アルバムに写真を挟み、幸村は今日もらった手紙を手に取った。













『何だってテメェは、いつもそう──』


『分かってたよ、初めから全部自分のせいだったってのは…』



──苦しみと哀しみに歪む顔。


…もう、二度と見たくはない…









身体中の痛みがひどく、かえって一つに集中せずに済む。

幾度も殴られた顔が、熱を帯びている。冷たいコンクリートが好ましいと思ったのは、これまでの人生で初めてのことだった。…そうおかしくもないが、笑いが込み上げてくる。
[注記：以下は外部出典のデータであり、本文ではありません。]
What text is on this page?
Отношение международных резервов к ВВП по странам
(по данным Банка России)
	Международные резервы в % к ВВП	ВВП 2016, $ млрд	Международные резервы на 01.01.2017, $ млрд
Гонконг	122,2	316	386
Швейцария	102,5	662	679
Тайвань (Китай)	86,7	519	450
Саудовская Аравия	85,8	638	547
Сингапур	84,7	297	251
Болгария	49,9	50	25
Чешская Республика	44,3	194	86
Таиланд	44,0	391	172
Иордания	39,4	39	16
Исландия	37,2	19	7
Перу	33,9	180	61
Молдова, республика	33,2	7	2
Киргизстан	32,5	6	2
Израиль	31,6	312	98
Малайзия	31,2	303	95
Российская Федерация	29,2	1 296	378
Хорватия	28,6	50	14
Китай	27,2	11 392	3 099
両手足は手錠を掛けられ、細い柱と扉の枠組みに繋がれていた。
よって、移動することも叶わず、ただ顔や視線を動かせるのみ。


元就は、自分の真上に見えるシャンデリアをぼぅっと眺めていた。

電気は通っていないが、周りの建物の灯りに照らされ、繊細なガラスの飾りが輝いているように見える。天井が高いので、よくは望めないのだが。



『ジャリ』


「…っ!」

響く足音に、元就は引きつる身体を強張らせた。
近付く人影を、ジッと凝視していると、


「ッ!元就…!?」
「──!」

向こうも愕然としていたが、それは元就も同様。
声を上げようとしたが、その前に彼の方が慌てて元就に駆け寄った。


「何だ、これ…ッ!お前、何で──何があったんだ!?」
「…お前、こそ……イベント…」

時刻は分からないが、感覚で予測すれば、イベントが終わるにはまだ早いはずである。


「空き時間にケータイ見てよ、…何かヤな予感がしたんだが、」

と、ケータイのメール画面を見せる。


“○○四丁目、××ビル”


それは、このビルに入った際に元就が作りかけていた一文だった。
あの、舎弟を偽っていた彼は気付いてもいなかったが、事態によっては元親にすぐ入れられるよう構えていたのだ。


(送信してしまっていたのか…)


ケータイを壊しまでしたというのに何と間抜けな、と自分に呆れ返る元就。


「すまねぇ、俺が早く気付いてりゃ…」
「………」


(馬鹿が…)


それは、自分のしくじりへの言葉であるとともに、


(我が洗脳されるまで、何度も…)


…めったに目にかかれる規模の大会ではなくて。チケットを取るのに、それは馬鹿げたまでの労力を使い。
取れた際には、顔を輝かせ皆に発表し、

終わった後は、憧れの選手のサイン会に必ず並ぶのだと──


「…馬鹿めが」

小声で呟いたが、それ以上は何も言わなかった。…言ったところで、返ってくる言葉はもう分かりきっている。


「まぁ、話は後だよな。…これか?鍵」

元親が、転がっていた鍵束を拾い上げた。

何故、そんなものを置いたままなのか疑問に思うまでの余裕はないようで、切羽詰まった表情で元就の手足を窺う。


「…足から外せ。それと、上着を貸せ…」

口の中が切れているため、巧く喋ることはできなかったが、そう言うと元親は少しホッとしたように、


「あ、寒かったよな」

上着を元就に掛け、足の手錠の鍵穴に、いくつもある鍵を差し試す。